Mol Cell Proteomics. 2006 Aug;5(8):1520-32. doi: 10.1074/mcp.T600022-MCP200. Epub 2006 Jun 11.
DivergentSet addresses the important but so far neglected bioinformatics task of choosing a representative set of sequences from a larger collection. We found that using a phylogenetic tree to guide the construction of divergent sets of sequences can be up to 2 orders of magnitude faster than the naive method of using a full distance matrix.
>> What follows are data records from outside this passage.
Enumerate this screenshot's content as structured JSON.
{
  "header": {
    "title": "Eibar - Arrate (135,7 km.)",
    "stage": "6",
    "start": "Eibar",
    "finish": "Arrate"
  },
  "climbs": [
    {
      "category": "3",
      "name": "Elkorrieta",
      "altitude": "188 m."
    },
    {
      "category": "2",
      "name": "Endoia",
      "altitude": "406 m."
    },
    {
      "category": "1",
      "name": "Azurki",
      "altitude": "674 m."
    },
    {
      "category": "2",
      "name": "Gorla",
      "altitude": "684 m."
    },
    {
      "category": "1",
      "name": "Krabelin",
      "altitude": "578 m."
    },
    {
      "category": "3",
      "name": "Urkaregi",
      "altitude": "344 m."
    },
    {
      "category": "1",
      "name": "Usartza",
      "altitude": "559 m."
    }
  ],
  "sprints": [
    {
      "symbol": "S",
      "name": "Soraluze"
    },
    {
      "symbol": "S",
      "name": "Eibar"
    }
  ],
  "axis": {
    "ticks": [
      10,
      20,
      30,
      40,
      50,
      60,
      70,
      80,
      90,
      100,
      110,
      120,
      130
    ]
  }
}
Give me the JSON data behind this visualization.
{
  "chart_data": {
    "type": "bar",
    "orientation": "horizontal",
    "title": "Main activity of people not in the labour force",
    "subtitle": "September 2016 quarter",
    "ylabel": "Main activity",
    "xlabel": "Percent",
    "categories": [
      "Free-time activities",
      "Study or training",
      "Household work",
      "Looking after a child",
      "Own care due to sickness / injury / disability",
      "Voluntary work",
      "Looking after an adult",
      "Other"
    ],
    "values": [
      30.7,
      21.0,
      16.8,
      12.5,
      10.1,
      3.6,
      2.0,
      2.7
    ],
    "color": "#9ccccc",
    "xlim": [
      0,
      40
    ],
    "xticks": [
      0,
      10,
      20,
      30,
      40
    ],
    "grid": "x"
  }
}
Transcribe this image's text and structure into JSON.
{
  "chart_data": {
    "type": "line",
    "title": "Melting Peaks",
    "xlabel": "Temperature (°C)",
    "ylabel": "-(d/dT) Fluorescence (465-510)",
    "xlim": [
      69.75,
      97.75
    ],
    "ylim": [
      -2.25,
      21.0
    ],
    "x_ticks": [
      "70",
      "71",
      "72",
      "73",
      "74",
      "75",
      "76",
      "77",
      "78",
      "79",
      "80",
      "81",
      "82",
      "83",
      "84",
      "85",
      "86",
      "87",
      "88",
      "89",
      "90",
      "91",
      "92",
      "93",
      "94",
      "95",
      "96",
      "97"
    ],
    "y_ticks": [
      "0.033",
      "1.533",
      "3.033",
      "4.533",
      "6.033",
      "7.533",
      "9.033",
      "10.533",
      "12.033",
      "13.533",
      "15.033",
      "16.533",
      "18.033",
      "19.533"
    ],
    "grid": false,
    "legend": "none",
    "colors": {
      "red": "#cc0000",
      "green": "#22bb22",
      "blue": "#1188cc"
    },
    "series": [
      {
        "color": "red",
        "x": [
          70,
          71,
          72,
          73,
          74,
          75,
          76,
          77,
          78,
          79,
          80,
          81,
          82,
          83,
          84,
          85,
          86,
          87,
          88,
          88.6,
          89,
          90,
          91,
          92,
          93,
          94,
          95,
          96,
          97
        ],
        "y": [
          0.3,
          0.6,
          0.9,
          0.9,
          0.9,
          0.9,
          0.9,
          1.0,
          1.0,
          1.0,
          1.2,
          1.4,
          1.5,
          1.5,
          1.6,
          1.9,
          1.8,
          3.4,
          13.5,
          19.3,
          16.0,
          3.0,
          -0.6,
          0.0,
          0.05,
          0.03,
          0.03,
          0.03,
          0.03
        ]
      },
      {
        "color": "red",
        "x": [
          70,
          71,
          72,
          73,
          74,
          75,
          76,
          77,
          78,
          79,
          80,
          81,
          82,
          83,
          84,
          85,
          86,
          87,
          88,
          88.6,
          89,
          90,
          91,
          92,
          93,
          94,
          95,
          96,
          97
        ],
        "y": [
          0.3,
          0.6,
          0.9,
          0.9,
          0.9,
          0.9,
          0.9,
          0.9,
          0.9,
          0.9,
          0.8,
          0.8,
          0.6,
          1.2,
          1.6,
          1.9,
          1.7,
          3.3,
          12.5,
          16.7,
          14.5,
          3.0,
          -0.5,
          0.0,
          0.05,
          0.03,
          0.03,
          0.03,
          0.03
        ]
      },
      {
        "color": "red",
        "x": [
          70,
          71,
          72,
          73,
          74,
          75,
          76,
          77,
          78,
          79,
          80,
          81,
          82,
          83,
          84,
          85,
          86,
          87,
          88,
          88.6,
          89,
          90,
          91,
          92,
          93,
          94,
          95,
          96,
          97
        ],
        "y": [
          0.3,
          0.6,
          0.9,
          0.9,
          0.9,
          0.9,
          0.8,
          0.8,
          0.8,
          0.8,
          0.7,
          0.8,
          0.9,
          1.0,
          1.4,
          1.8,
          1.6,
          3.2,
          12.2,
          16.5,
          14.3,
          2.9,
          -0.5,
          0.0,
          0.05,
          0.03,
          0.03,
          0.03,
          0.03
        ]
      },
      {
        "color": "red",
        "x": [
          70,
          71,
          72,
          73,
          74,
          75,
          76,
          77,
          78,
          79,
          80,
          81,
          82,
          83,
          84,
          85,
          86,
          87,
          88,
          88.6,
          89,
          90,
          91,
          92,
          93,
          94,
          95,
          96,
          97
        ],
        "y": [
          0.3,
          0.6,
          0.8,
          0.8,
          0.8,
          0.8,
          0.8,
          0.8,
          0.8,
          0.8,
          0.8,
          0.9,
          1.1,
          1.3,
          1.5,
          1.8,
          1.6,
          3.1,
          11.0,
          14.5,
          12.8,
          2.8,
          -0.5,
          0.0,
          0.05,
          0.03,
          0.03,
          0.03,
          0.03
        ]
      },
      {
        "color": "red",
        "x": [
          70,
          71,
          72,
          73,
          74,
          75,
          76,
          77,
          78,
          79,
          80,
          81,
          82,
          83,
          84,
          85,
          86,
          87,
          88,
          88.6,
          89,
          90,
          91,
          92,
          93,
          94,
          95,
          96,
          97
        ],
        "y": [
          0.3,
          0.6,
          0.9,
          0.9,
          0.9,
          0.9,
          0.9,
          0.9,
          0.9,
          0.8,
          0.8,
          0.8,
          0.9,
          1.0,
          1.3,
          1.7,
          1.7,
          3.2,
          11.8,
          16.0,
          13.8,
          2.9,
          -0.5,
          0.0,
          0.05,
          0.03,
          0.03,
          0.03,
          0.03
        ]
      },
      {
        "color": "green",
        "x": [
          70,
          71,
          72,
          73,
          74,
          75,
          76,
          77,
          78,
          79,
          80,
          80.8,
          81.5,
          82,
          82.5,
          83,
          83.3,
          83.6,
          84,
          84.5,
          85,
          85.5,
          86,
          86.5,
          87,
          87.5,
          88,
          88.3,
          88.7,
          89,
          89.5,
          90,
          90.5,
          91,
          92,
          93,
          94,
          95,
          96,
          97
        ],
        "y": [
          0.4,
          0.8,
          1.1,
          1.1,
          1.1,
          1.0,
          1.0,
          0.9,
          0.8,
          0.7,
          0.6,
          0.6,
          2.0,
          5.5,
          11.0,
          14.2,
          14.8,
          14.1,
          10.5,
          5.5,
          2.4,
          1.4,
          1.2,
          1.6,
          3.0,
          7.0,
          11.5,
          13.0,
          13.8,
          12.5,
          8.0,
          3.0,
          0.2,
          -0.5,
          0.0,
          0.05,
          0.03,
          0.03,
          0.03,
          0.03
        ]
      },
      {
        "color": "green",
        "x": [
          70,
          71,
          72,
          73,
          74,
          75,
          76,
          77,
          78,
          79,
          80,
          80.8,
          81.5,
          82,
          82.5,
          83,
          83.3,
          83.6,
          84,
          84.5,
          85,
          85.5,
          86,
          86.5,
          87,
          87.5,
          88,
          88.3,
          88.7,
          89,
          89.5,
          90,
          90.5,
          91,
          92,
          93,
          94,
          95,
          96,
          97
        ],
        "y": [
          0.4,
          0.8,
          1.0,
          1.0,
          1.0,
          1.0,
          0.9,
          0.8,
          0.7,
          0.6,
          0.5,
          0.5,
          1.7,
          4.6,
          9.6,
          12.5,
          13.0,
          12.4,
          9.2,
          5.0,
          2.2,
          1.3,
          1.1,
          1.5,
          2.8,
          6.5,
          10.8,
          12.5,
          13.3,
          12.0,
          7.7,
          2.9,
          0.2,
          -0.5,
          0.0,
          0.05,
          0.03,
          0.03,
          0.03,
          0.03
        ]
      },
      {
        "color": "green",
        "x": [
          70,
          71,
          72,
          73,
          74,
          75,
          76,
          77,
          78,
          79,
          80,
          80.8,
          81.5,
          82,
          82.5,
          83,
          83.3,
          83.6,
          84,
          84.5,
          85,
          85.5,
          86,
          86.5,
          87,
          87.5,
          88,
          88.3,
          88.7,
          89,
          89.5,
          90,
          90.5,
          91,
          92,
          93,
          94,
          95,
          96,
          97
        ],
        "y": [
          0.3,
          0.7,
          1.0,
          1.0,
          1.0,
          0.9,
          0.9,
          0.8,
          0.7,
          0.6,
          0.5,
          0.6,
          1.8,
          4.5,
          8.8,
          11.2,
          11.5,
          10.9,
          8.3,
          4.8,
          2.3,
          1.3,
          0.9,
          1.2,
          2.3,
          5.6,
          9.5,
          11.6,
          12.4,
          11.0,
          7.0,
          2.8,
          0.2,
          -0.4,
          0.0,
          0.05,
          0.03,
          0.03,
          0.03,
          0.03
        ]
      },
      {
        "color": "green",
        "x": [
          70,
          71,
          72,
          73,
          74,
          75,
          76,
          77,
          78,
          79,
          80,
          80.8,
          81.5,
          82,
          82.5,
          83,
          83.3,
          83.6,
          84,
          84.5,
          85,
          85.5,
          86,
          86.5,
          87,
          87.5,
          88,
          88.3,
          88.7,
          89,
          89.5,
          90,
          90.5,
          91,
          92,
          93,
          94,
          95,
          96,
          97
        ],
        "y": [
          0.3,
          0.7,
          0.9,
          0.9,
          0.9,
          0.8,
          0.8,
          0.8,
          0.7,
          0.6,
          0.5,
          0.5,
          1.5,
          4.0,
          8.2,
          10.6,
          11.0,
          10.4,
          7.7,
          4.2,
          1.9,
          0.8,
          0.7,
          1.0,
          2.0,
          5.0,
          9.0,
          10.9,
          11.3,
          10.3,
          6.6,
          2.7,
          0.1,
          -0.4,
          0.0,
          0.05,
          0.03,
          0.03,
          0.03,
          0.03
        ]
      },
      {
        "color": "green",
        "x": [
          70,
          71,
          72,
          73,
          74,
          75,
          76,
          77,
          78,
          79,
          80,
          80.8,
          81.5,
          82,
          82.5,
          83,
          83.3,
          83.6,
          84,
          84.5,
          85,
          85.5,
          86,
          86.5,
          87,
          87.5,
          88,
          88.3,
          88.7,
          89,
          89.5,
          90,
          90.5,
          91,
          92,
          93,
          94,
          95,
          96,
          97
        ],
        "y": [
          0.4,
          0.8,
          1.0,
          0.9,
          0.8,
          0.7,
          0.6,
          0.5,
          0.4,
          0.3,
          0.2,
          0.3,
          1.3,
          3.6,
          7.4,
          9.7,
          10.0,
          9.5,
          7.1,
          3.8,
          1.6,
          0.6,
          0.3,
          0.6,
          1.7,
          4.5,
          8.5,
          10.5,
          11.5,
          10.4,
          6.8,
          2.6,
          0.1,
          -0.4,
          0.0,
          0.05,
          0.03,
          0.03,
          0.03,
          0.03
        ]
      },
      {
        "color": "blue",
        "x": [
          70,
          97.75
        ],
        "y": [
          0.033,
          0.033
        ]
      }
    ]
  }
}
By providing a user-friendly interface (available online) that integrates the tasks of finding additional sequences, building and refining the divergent set, producing random divergent sets from the same sequences, and exporting identifiers, this software facilitates a wide range of bioinformatics analyses including finding significant motifs and covariations. As an example application of DivergentSet, we demonstrate that the motifs identified by the motif-finding package MEME (Motif Elicitation by Maximum Entropy) are highly unstable with respect to the specific choice of sequences. This instability suggests that the types of sensitivity analysis enabled by DivergentSet may be widely useful for identifying the motifs of biological significance.
DivergentSet解决了从更大的序列集合中选择一组代表性序列这一重要但迄今为止被忽视的生物信息学任务。我们发现,使用系统发育树来指导构建不同的序列集比使用完整距离矩阵的朴素方法快达2个数量级。通过提供一个用户友好的界面(在线可用),该界面集成了查找额外序列、构建和完善不同序列集、从相同序列生成随机不同序列集以及导出标识符等任务,此软件促进了广泛的生物信息学分析,包括发现显著基序和共变关系。作为DivergentSet的一个示例应用,我们证明了由基序查找软件包MEME(通过最大熵进行基序引出)识别出的基序对于序列的特定选择非常不稳定。这种不稳定性表明,DivergentSet所实现的敏感性分析类型可能在识别具有生物学意义的基序方面具有广泛用途。